The album program is all "classic rags", including works by a cornucopia of well-known composers as Scott Joplin (of course), George Gershwin, James Reese Europe, Eubie Blake, Irving Berlin, as well as a few by more obscure artists.
Many of the pieces were originally published with dance suggestions on the cover, but the historical blurriness of the lines between the one-step, two-step, trot (turkey trot), and foxtrot mean that the dance each track is suited for depends heavily on how it's played. Here's how I'd classify them, with cross-listings for the ones I think work for multiple dances:
One-Step
"Pork and Beans" (Roberts, 1913, 87 bpm)
"Castle House Rag" (Europe, 1914, 98 bpm)
"Bohemia Rag" (Lamb, 1918, 100 bpm)
"Mississipi Rag" (Krell, 1897, 104 bpm)
"Creole Belles" (Lampe, 1914, 113 bpm)
"Fizz Water" (Blake, 1914, 121 bpm)
"Fizz Water" was originally published as suitable for one-step and trot, while the even more flexible "Pork and Beans" offered itself for one-step, two-step, and trot. The list above gives a nice range of one-step tempos from quite slow up to reasonably brisk, though not quite Castle walk speed. Several of these tunes feel workable to me for other dances as well, as noted below.
Two-Step
"Pork and Beans" (Roberts, 1913, 87 bpm)
"Creole Belles" (Lampe, 1914, 113 bpm)
"Fizz Water" (Blake, 1914, 121 bpm)
Ryden notes that "Creole Belle" is "more of a cakewalk than a rag", and it would certainly work for that as well.
Foxtrot
"Alexander's Ragtime Band (Berlin, 1911, 78 bpm)

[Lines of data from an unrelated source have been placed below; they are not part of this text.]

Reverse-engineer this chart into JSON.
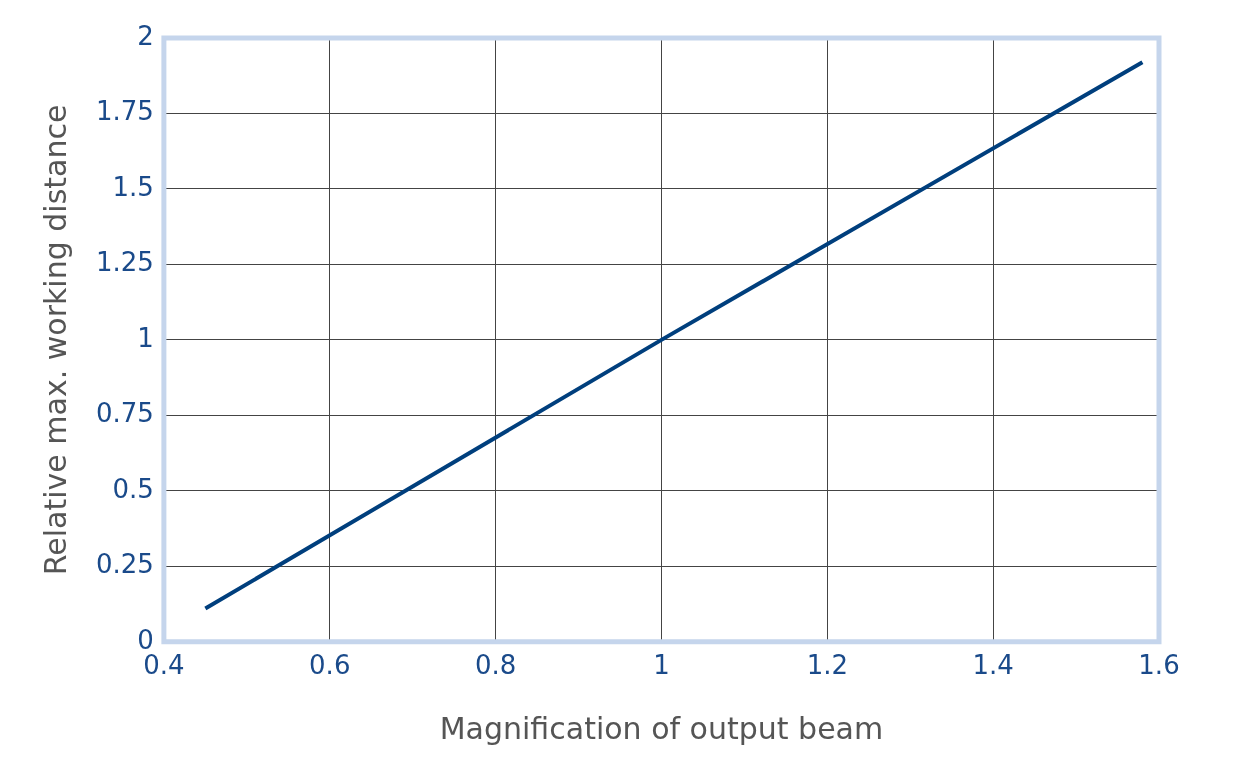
{
  "chart_data": {
    "type": "line",
    "xlabel": "Magnification of output beam",
    "ylabel": "Relative max. working distance",
    "x": [
      0.45,
      1,
      1.58
    ],
    "series": [
      {
        "color": "#003f7d",
        "values": [
          0.11,
          1,
          1.92
        ]
      }
    ],
    "xlim": [
      0.4,
      1.6
    ],
    "xticks": [
      0.4,
      0.6,
      0.8,
      1,
      1.2,
      1.4,
      1.6
    ],
    "ylim": [
      0,
      2
    ],
    "yticks": [
      0,
      0.25,
      0.5,
      0.75,
      1,
      1.25,
      1.5,
      1.75,
      2
    ],
    "grid": true,
    "legend": false,
    "marker": "none",
    "line_style": "solid"
  }
}
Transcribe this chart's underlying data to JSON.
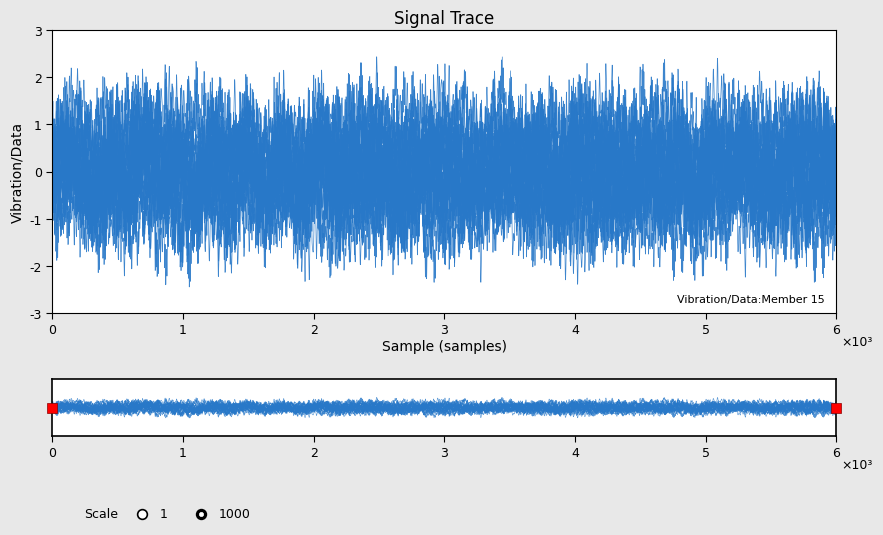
{
  "title": "Signal Trace",
  "xlabel": "Sample (samples)",
  "ylabel": "Vibration/Data",
  "annotation": "Vibration/Data:Member 15",
  "xlim": [
    0,
    6000
  ],
  "ylim": [
    -3,
    3
  ],
  "yticks": [
    -3,
    -2,
    -1,
    0,
    1,
    2,
    3
  ],
  "xticks": [
    0,
    1000,
    2000,
    3000,
    4000,
    5000,
    6000
  ],
  "xtick_labels": [
    "0",
    "1",
    "2",
    "3",
    "4",
    "5",
    "6"
  ],
  "xscale_label": "×10³",
  "line_color": "#2878C8",
  "bg_color": "#E8E8E8",
  "plot_bg_color": "#FFFFFF",
  "n_samples": 6000,
  "n_signals": 25,
  "seed": 42,
  "scale_text": "Scale",
  "scale_options": [
    "1",
    "1000"
  ],
  "title_fontsize": 12,
  "label_fontsize": 10,
  "tick_fontsize": 9,
  "annotation_fontsize": 8
}
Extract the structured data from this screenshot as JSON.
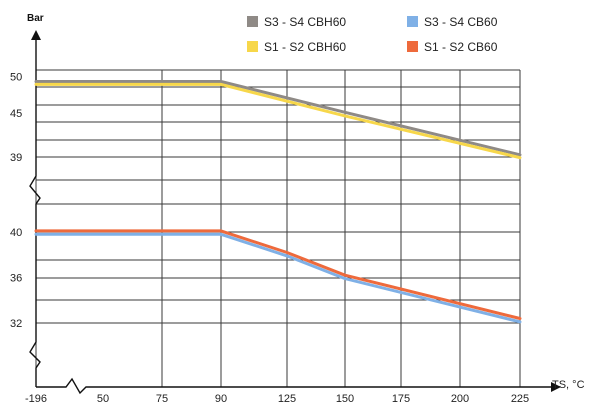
{
  "chart_data": {
    "type": "line",
    "ylabel": "Bar",
    "xlabel": "TS, °C",
    "x_ticks": [
      "-196",
      "50",
      "75",
      "90",
      "125",
      "150",
      "175",
      "200",
      "225"
    ],
    "y_ticks_upper": [
      "50",
      "45",
      "39"
    ],
    "y_ticks_lower": [
      "40",
      "36",
      "32"
    ],
    "y_axis_break": true,
    "x_axis_break": true,
    "grid": true,
    "legend_position": "top-right",
    "series": [
      {
        "name": "S3 - S4 CBH60",
        "color": "#8f8a86",
        "panel": "upper",
        "x": [
          "-196",
          "90",
          "150",
          "225"
        ],
        "y": [
          49.3,
          49.3,
          45.1,
          39.3
        ]
      },
      {
        "name": "S1 - S2 CBH60",
        "color": "#f7d74a",
        "panel": "upper",
        "x": [
          "-196",
          "90",
          "150",
          "225"
        ],
        "y": [
          48.9,
          48.9,
          44.6,
          38.9
        ]
      },
      {
        "name": "S3 - S4 CB60",
        "color": "#7fb0e6",
        "panel": "lower",
        "x": [
          "-196",
          "90",
          "125",
          "150",
          "225"
        ],
        "y": [
          39.8,
          39.8,
          37.9,
          35.9,
          32.1
        ]
      },
      {
        "name": "S1 - S2 CB60",
        "color": "#ee6a3c",
        "panel": "lower",
        "x": [
          "-196",
          "90",
          "125",
          "150",
          "225"
        ],
        "y": [
          40.1,
          40.1,
          38.2,
          36.2,
          32.4
        ]
      }
    ]
  }
}
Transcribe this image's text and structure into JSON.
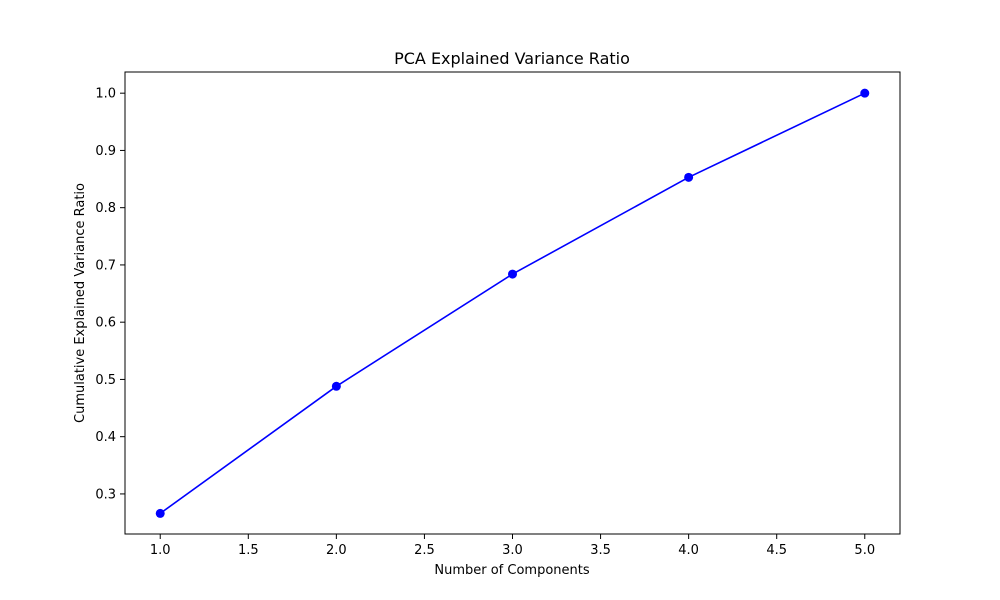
{
  "chart_data": {
    "type": "line",
    "title": "PCA Explained Variance Ratio",
    "xlabel": "Number of Components",
    "ylabel": "Cumulative Explained Variance Ratio",
    "xlim": [
      0.8,
      5.2
    ],
    "ylim": [
      0.23,
      1.037
    ],
    "x_ticks": [
      1.0,
      1.5,
      2.0,
      2.5,
      3.0,
      3.5,
      4.0,
      4.5,
      5.0
    ],
    "x_tick_labels": [
      "1.0",
      "1.5",
      "2.0",
      "2.5",
      "3.0",
      "3.5",
      "4.0",
      "4.5",
      "5.0"
    ],
    "y_ticks": [
      0.3,
      0.4,
      0.5,
      0.6,
      0.7,
      0.8,
      0.9,
      1.0
    ],
    "y_tick_labels": [
      "0.3",
      "0.4",
      "0.5",
      "0.6",
      "0.7",
      "0.8",
      "0.9",
      "1.0"
    ],
    "grid": false,
    "series": [
      {
        "x": [
          1,
          2,
          3,
          4,
          5
        ],
        "values": [
          0.266,
          0.488,
          0.684,
          0.853,
          1.0
        ],
        "color": "#0000ff",
        "marker": "circle"
      }
    ]
  }
}
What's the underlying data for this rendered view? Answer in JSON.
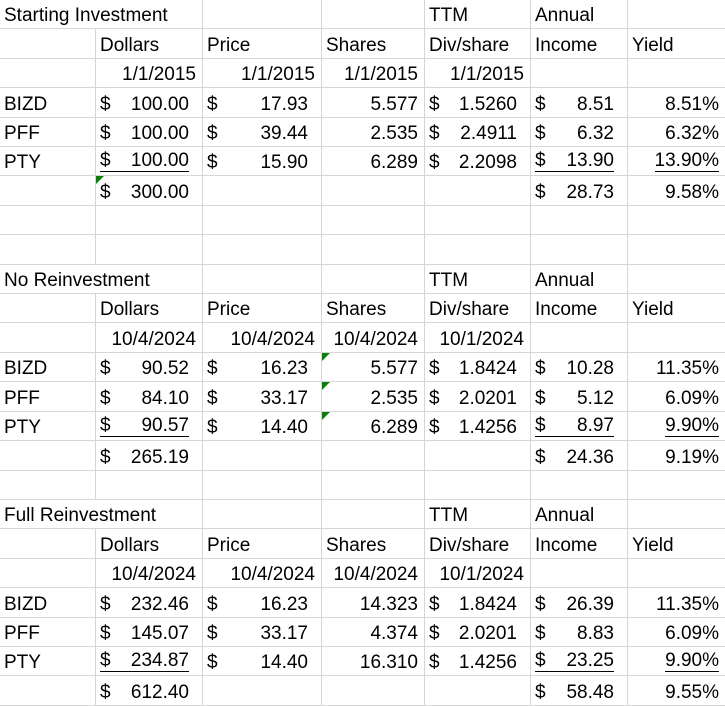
{
  "cur": "$",
  "sections": [
    {
      "title": "Starting Investment",
      "ttm_label": "TTM",
      "annual_label": "Annual",
      "headers": {
        "dollars": "Dollars",
        "price": "Price",
        "shares": "Shares",
        "divshare": "Div/share",
        "income": "Income",
        "yld": "Yield"
      },
      "dates": {
        "dollars": "1/1/2015",
        "price": "1/1/2015",
        "shares": "1/1/2015",
        "divshare": "1/1/2015"
      },
      "rows": [
        {
          "ticker": "BIZD",
          "dollars": "100.00",
          "price": "17.93",
          "shares": "5.577",
          "divshare": "1.5260",
          "income": "8.51",
          "yld": "8.51%"
        },
        {
          "ticker": "PFF",
          "dollars": "100.00",
          "price": "39.44",
          "shares": "2.535",
          "divshare": "2.4911",
          "income": "6.32",
          "yld": "6.32%"
        },
        {
          "ticker": "PTY",
          "dollars": "100.00",
          "price": "15.90",
          "shares": "6.289",
          "divshare": "2.2098",
          "income": "13.90",
          "yld": "13.90%"
        }
      ],
      "total": {
        "dollars": "300.00",
        "income": "28.73",
        "yld": "9.58%"
      }
    },
    {
      "title": "No Reinvestment",
      "ttm_label": "TTM",
      "annual_label": "Annual",
      "headers": {
        "dollars": "Dollars",
        "price": "Price",
        "shares": "Shares",
        "divshare": "Div/share",
        "income": "Income",
        "yld": "Yield"
      },
      "dates": {
        "dollars": "10/4/2024",
        "price": "10/4/2024",
        "shares": "10/4/2024",
        "divshare": "10/1/2024"
      },
      "rows": [
        {
          "ticker": "BIZD",
          "dollars": "90.52",
          "price": "16.23",
          "shares": "5.577",
          "divshare": "1.8424",
          "income": "10.28",
          "yld": "11.35%"
        },
        {
          "ticker": "PFF",
          "dollars": "84.10",
          "price": "33.17",
          "shares": "2.535",
          "divshare": "2.0201",
          "income": "5.12",
          "yld": "6.09%"
        },
        {
          "ticker": "PTY",
          "dollars": "90.57",
          "price": "14.40",
          "shares": "6.289",
          "divshare": "1.4256",
          "income": "8.97",
          "yld": "9.90%"
        }
      ],
      "total": {
        "dollars": "265.19",
        "income": "24.36",
        "yld": "9.19%"
      }
    },
    {
      "title": "Full Reinvestment",
      "ttm_label": "TTM",
      "annual_label": "Annual",
      "headers": {
        "dollars": "Dollars",
        "price": "Price",
        "shares": "Shares",
        "divshare": "Div/share",
        "income": "Income",
        "yld": "Yield"
      },
      "dates": {
        "dollars": "10/4/2024",
        "price": "10/4/2024",
        "shares": "10/4/2024",
        "divshare": "10/1/2024"
      },
      "rows": [
        {
          "ticker": "BIZD",
          "dollars": "232.46",
          "price": "16.23",
          "shares": "14.323",
          "divshare": "1.8424",
          "income": "26.39",
          "yld": "11.35%"
        },
        {
          "ticker": "PFF",
          "dollars": "145.07",
          "price": "33.17",
          "shares": "4.374",
          "divshare": "2.0201",
          "income": "8.83",
          "yld": "6.09%"
        },
        {
          "ticker": "PTY",
          "dollars": "234.87",
          "price": "14.40",
          "shares": "16.310",
          "divshare": "1.4256",
          "income": "23.25",
          "yld": "9.90%"
        }
      ],
      "total": {
        "dollars": "612.40",
        "income": "58.48",
        "yld": "9.55%"
      }
    }
  ]
}
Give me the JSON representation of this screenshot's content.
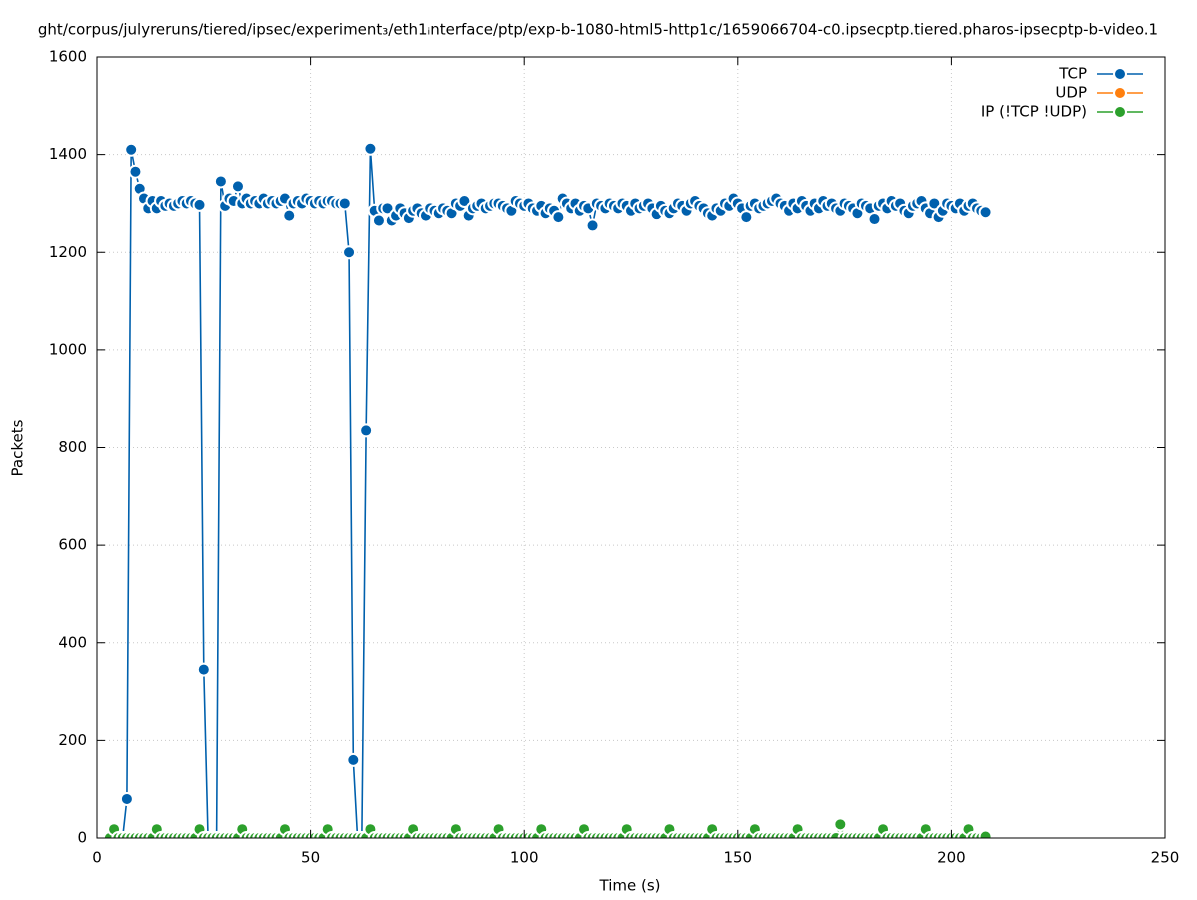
{
  "chart_data": {
    "type": "line",
    "title": "ght/corpus/julyreruns/tiered/ipsec/experiment₃/eth1ᵢnterface/ptp/exp-b-1080-html5-http1c/1659066704-c0.ipsecptp.tiered.pharos-ipsecptp-b-video.1",
    "x_label": "Time (s)",
    "y_label": "Packets",
    "xlim": [
      0,
      250
    ],
    "xticks": [
      0,
      50,
      100,
      150,
      200,
      250
    ],
    "ylim": [
      0,
      1600
    ],
    "yticks": [
      0,
      200,
      400,
      600,
      800,
      1000,
      1200,
      1400,
      1600
    ],
    "grid": true,
    "legend": "top-right",
    "x": [
      3,
      4,
      5,
      6,
      7,
      8,
      9,
      10,
      11,
      12,
      13,
      14,
      15,
      16,
      17,
      18,
      19,
      20,
      21,
      22,
      23,
      24,
      25,
      26,
      27,
      28,
      29,
      30,
      31,
      32,
      33,
      34,
      35,
      36,
      37,
      38,
      39,
      40,
      41,
      42,
      43,
      44,
      45,
      46,
      47,
      48,
      49,
      50,
      51,
      52,
      53,
      54,
      55,
      56,
      57,
      58,
      59,
      60,
      61,
      62,
      63,
      64,
      65,
      66,
      67,
      68,
      69,
      70,
      71,
      72,
      73,
      74,
      75,
      76,
      77,
      78,
      79,
      80,
      81,
      82,
      83,
      84,
      85,
      86,
      87,
      88,
      89,
      90,
      91,
      92,
      93,
      94,
      95,
      96,
      97,
      98,
      99,
      100,
      101,
      102,
      103,
      104,
      105,
      106,
      107,
      108,
      109,
      110,
      111,
      112,
      113,
      114,
      115,
      116,
      117,
      118,
      119,
      120,
      121,
      122,
      123,
      124,
      125,
      126,
      127,
      128,
      129,
      130,
      131,
      132,
      133,
      134,
      135,
      136,
      137,
      138,
      139,
      140,
      141,
      142,
      143,
      144,
      145,
      146,
      147,
      148,
      149,
      150,
      151,
      152,
      153,
      154,
      155,
      156,
      157,
      158,
      159,
      160,
      161,
      162,
      163,
      164,
      165,
      166,
      167,
      168,
      169,
      170,
      171,
      172,
      173,
      174,
      175,
      176,
      177,
      178,
      179,
      180,
      181,
      182,
      183,
      184,
      185,
      186,
      187,
      188,
      189,
      190,
      191,
      192,
      193,
      194,
      195,
      196,
      197,
      198,
      199,
      200,
      201,
      202,
      203,
      204,
      205,
      206,
      207,
      208
    ],
    "series": [
      {
        "name": "TCP",
        "color": "#0060ad",
        "values": [
          0,
          0,
          0,
          0,
          80,
          1410,
          1365,
          1330,
          1310,
          1290,
          1305,
          1290,
          1305,
          1295,
          1300,
          1295,
          1300,
          1305,
          1300,
          1305,
          1300,
          1297,
          345,
          0,
          0,
          0,
          1345,
          1295,
          1310,
          1305,
          1335,
          1300,
          1310,
          1300,
          1305,
          1300,
          1310,
          1300,
          1305,
          1300,
          1305,
          1310,
          1275,
          1300,
          1305,
          1300,
          1310,
          1305,
          1300,
          1305,
          1300,
          1305,
          1305,
          1300,
          1300,
          1300,
          1200,
          160,
          0,
          0,
          835,
          1412,
          1285,
          1265,
          1290,
          1290,
          1265,
          1275,
          1290,
          1280,
          1270,
          1285,
          1290,
          1280,
          1275,
          1290,
          1285,
          1280,
          1290,
          1285,
          1280,
          1300,
          1295,
          1305,
          1275,
          1290,
          1295,
          1300,
          1290,
          1295,
          1300,
          1300,
          1295,
          1290,
          1285,
          1305,
          1300,
          1295,
          1300,
          1290,
          1285,
          1295,
          1280,
          1290,
          1285,
          1272,
          1310,
          1300,
          1290,
          1300,
          1285,
          1295,
          1290,
          1255,
          1300,
          1295,
          1290,
          1300,
          1295,
          1290,
          1300,
          1295,
          1285,
          1300,
          1290,
          1295,
          1300,
          1290,
          1278,
          1295,
          1285,
          1280,
          1290,
          1300,
          1295,
          1285,
          1300,
          1305,
          1295,
          1290,
          1280,
          1275,
          1290,
          1285,
          1300,
          1295,
          1310,
          1300,
          1290,
          1272,
          1295,
          1300,
          1290,
          1295,
          1300,
          1305,
          1310,
          1300,
          1295,
          1285,
          1300,
          1290,
          1305,
          1295,
          1285,
          1300,
          1290,
          1305,
          1295,
          1300,
          1290,
          1285,
          1300,
          1295,
          1290,
          1280,
          1300,
          1295,
          1290,
          1268,
          1295,
          1300,
          1290,
          1305,
          1295,
          1300,
          1285,
          1280,
          1295,
          1300,
          1305,
          1290,
          1280,
          1300,
          1272,
          1285,
          1300,
          1295,
          1290,
          1300,
          1285,
          1295,
          1300,
          1290,
          1285,
          1282
        ]
      },
      {
        "name": "UDP",
        "color": "#ff7f0e",
        "values": [
          0,
          0,
          0,
          0,
          0,
          0,
          0,
          0,
          0,
          0,
          0,
          0,
          0,
          0,
          0,
          0,
          0,
          0,
          0,
          0,
          0,
          0,
          0,
          0,
          0,
          0,
          0,
          0,
          0,
          0,
          0,
          0,
          0,
          0,
          0,
          0,
          0,
          0,
          0,
          0,
          0,
          0,
          0,
          0,
          0,
          0,
          0,
          0,
          0,
          0,
          0,
          0,
          0,
          0,
          0,
          0,
          0,
          0,
          0,
          0,
          0,
          0,
          0,
          0,
          0,
          0,
          0,
          0,
          0,
          0,
          0,
          0,
          0,
          0,
          0,
          0,
          0,
          0,
          0,
          0,
          0,
          0,
          0,
          0,
          0,
          0,
          0,
          0,
          0,
          0,
          0,
          0,
          0,
          0,
          0,
          0,
          0,
          0,
          0,
          0,
          0,
          0,
          0,
          0,
          0,
          0,
          0,
          0,
          0,
          0,
          0,
          0,
          0,
          0,
          0,
          0,
          0,
          0,
          0,
          0,
          0,
          0,
          0,
          0,
          0,
          0,
          0,
          0,
          0,
          0,
          0,
          0,
          0,
          0,
          0,
          0,
          0,
          0,
          0,
          0,
          0,
          0,
          0,
          0,
          0,
          0,
          0,
          0,
          0,
          0,
          0,
          0,
          0,
          0,
          0,
          0,
          0,
          0,
          0,
          0,
          0,
          0,
          0,
          0,
          0,
          0,
          0,
          0,
          0,
          0,
          0,
          0,
          0,
          0,
          0,
          0,
          0,
          0,
          0,
          0,
          0,
          0,
          0,
          0,
          0,
          0,
          0,
          0,
          0,
          0,
          0,
          0,
          0,
          0,
          0,
          0,
          0,
          0,
          0,
          0,
          0,
          0,
          0,
          0,
          0,
          0
        ]
      },
      {
        "name": "IP (!TCP  !UDP)",
        "color": "#2ca02c",
        "values": [
          0,
          18,
          0,
          0,
          0,
          0,
          0,
          0,
          0,
          0,
          0,
          18,
          0,
          0,
          0,
          0,
          0,
          0,
          0,
          0,
          0,
          18,
          0,
          0,
          0,
          0,
          0,
          0,
          0,
          0,
          0,
          18,
          0,
          0,
          0,
          0,
          0,
          0,
          0,
          0,
          0,
          18,
          0,
          0,
          0,
          0,
          0,
          0,
          0,
          0,
          0,
          18,
          0,
          0,
          0,
          0,
          0,
          0,
          0,
          0,
          0,
          18,
          0,
          0,
          0,
          0,
          0,
          0,
          0,
          0,
          0,
          18,
          0,
          0,
          0,
          0,
          0,
          0,
          0,
          0,
          0,
          18,
          0,
          0,
          0,
          0,
          0,
          0,
          0,
          0,
          0,
          18,
          0,
          0,
          0,
          0,
          0,
          0,
          0,
          0,
          0,
          18,
          0,
          0,
          0,
          0,
          0,
          0,
          0,
          0,
          0,
          18,
          0,
          0,
          0,
          0,
          0,
          0,
          0,
          0,
          0,
          18,
          0,
          0,
          0,
          0,
          0,
          0,
          0,
          0,
          0,
          18,
          0,
          0,
          0,
          0,
          0,
          0,
          0,
          0,
          0,
          18,
          0,
          0,
          0,
          0,
          0,
          0,
          0,
          0,
          0,
          18,
          0,
          0,
          0,
          0,
          0,
          0,
          0,
          0,
          0,
          18,
          0,
          0,
          0,
          0,
          0,
          0,
          0,
          0,
          0,
          28,
          0,
          0,
          0,
          0,
          0,
          0,
          0,
          0,
          0,
          18,
          0,
          0,
          0,
          0,
          0,
          0,
          0,
          0,
          0,
          18,
          0,
          0,
          0,
          0,
          0,
          0,
          0,
          0,
          0,
          18,
          0,
          0,
          0,
          3
        ]
      }
    ]
  }
}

"Magnetic Rag" (Joplin, 1914, 81 bpm)
"The Chevy Chase" (Blake, 1914, 84 bpm)
"Rialto Ripples" (Gershwin, 1917, 85 bpm)
"Pork and Beans" (Roberts, 1913, 87 bpm)
"Castle House Rag" (Europe, 1914, 98 bpm)
"Bohemia Rag" (Lamb, 1918, 100 bpm)
"Chevy Chase" was actually published as a foxtrot. "Alexander's Ragtime Band" and "Pork and Beans" definitely predate the 1914 foxtrot craze, but they still work nicely for it. "Castle House Rag" and "Bohemia Rag" are quite brisk as foxtrots go, even given my taste for up-tempo foxtrot.
Bluesy One-Step
"Eugenia" (Joplin, 1905, 61 bpm)
"Slippery Elm Rag" (Woods, 1912, 64 bpm)
These work nicely for one-step done as a slow dance.
Listening only
Bethena (Joplin, 1905)
The Ragtime Dance (Joplin, 1906)
A Real Slow Drag (Joplin, 1911)
Pastime Rag No. 2 (Mathews, 1913)
Frogmore Stew (Ryden, ???)
"Bethena" is a waltz, but it was published as a "concert waltz" and has pauses and tempo changes that make it awkward for social dancing. "The Ragtime Dance" starts out as a workable foxtrot, two-step, cakewalk, but it's actually a trimmed-down version of a performance suite, and in the last third Joplin goes wild enough with flourishes to make it just not feel quite right for any of them. "A Real Slow Drag" is the finale of Joplin's opera "Treemonisha" and, as you'd expect, it's slow. "Pastime Rag No. 2" and "Frogmore Stew" show the composers having a lot of fun, but don't give the steady beat and tempo one wants in a social dance.
I highly recommend Magnetic Rags for both ragtime dancers and anyone who enjoys listening to ragtime music. It is still in print and can be easily purchased online or streamed from various sites. And given the boundary-blurring in the music and dance of this era, dancers should not feel inescapably bound by my recommendations above -- play the music and find out what dance it "says" to you!